HIGH SPRINGS- Right after swearing in two new commissioners, the High Springs city commission was all business at Thursday’s meeting, working to find opportunities for growth in the area. They discussed possibilities for the sewer system, Poe Springs management and a culinary school.
With the city possibly losing $1.6 million for the expansion of the sewer system, the commission discussed the option of joining with Alachua to use their pre-existing sewer plant.
In a letter received Oct. 24, United States Department of Agriculture Area Director R.C. Quainton II informed the city that it plans to de-obligate, or take back, money granted in 2005 for the second and third phases of the High Springs’ sewage system. While the project was originally assessed at a cost of $10 million, the expansion actually cost about $8 million.
The city also failed to spend the money within the required five year time period. High Springs plans to file an appeal with the USDA to try to retain the money.
The commission decided to meet with the city of Alachua to see if connecting to their sewer system is a viable option. A pipe would be run down Highway 441 or State Road 235 to Alachua’s wastewater facility.
“It’s a great alternative, should we lose the $1.6 million,” Vice Mayor Bob Barnas said. “For half the cost, we would be able to service the east side of the city and resolve the issue we have with capacity.”
He agreed to arrange a preliminary meeting with the staff of the city of Alachua to see if they are willing to work with High Springs.
The commission plans to wait for the appeal results before making a final decision.
High Springs’ proposal for the management of Poe Springs met with disapproval from the superintendent of parks for Alachua County Public Works.
Christian Popoli, city planner, said he was very surprised because he has been working with Rob Avery to discuss the issue. Popoli’s proposal budgeted $55,000 for someone to staff the springs.
He said he had worked with former county manager, Randall Reid, about options. Reid said the future of the city was in passive recreation, giving people the option to do what they’d like in a park atmosphere.
The staff member in Popoli’s proposal would handle daily operations while the county would handle long-term needs like maintenance.

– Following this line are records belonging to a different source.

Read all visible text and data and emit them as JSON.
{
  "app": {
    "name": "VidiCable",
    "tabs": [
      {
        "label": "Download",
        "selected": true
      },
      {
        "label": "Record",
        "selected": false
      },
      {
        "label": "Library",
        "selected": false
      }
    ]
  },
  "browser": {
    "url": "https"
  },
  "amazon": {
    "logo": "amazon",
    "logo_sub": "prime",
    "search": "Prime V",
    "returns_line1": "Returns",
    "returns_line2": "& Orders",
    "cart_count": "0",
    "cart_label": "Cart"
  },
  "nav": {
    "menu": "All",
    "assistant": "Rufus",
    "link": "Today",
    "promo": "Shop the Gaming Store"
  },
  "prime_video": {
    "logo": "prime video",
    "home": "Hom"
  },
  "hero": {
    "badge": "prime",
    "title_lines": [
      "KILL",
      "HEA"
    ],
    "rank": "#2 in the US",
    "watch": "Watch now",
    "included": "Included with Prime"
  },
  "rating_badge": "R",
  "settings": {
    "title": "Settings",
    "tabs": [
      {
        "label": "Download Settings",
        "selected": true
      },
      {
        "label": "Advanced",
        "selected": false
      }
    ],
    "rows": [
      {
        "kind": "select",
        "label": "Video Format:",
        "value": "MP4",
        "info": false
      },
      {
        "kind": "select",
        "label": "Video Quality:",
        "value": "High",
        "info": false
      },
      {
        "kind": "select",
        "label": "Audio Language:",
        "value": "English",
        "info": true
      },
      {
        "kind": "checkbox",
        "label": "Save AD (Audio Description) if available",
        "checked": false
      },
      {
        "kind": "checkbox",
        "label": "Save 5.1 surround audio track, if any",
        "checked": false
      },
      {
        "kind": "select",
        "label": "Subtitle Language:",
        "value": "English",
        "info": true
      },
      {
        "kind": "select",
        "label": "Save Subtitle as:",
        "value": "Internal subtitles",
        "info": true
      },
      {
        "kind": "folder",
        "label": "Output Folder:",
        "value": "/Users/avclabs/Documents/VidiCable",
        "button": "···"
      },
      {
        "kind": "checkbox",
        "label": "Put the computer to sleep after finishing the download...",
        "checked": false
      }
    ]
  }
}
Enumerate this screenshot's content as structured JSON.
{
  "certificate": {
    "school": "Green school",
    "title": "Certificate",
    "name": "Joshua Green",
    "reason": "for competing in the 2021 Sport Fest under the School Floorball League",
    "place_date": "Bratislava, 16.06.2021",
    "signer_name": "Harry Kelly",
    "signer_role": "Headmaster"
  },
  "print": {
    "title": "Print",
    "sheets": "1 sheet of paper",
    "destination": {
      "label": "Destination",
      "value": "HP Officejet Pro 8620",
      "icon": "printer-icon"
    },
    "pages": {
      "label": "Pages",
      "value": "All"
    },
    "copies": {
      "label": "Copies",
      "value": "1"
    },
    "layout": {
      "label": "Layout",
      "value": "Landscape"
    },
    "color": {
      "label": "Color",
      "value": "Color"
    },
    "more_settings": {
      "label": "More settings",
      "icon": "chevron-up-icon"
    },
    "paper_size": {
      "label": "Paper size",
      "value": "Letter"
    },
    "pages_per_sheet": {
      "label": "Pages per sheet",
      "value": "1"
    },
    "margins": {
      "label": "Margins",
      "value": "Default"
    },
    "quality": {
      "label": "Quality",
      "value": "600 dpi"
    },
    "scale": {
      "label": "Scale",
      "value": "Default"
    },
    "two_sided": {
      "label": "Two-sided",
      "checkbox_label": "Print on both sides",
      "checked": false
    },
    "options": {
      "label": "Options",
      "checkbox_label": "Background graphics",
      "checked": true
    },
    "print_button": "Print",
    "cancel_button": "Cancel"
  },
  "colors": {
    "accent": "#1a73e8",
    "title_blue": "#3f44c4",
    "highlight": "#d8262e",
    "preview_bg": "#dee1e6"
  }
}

Popoli also suggested having a security officer live at Poe Springs fulltime.
“There simply needs to be a presence at the park,” he said. “They don’t need to be there 24-7. It’s just in case something major happens.”
Concessions would likely consist of vending machines for the first year, until the county saw how successful the newly run Poe Springs was. Mayor Dean Davis said there is a distinct possibility that Poe Springs could return to being a tourist destination like it was when he grew up in town.
Popoli said Avery sent back a proposal suggesting High Springs run the park at a loss.
Barnas said he would meet to discuss options with Avery.
“I don’t envision this as something that costs the city money. If we’re going to get there, we are going to have to be pretty sharp.”
Central to the City Commission election was the problem of economic development. All of the candidates talked about High Springs’ reputation for not being business friendly.
Davis brought a local culinary specialist, Gary Harris, to Thursday’s meeting to talk about building a non-profit culinary school at the elementary school. The specialist was formerly an executive chef in the United States Navy Reserves. He is Florida’s first certified service-disabled veteran business owner.
Harris told the commission that all he needs of them is the building to open the Culinary Institute of Florida. He plans to run it with donations and volunteer assistance. He also said he has experience writing grants that would help get the school off the ground.
The school would teach culinary skills to disabled veterans, caregivers, military widows and high school students. He plans to offer up to a doctorate in culinary science.
Bringing the school to High Springs would provide opportunities for citizens and also draw others to the area, helping the economy.
“Education’s really big right now,” he said.
Harris already has a business plan and plans to have financial projections ready in two weeks. At that time, he will bring the project back to the commission.
Davis said Harris’ background and enthusiasm for the project impressed him.
“I am excited by his heart for the children,” he said. “This school would put them on track for a job and a good job. Chefs do well.”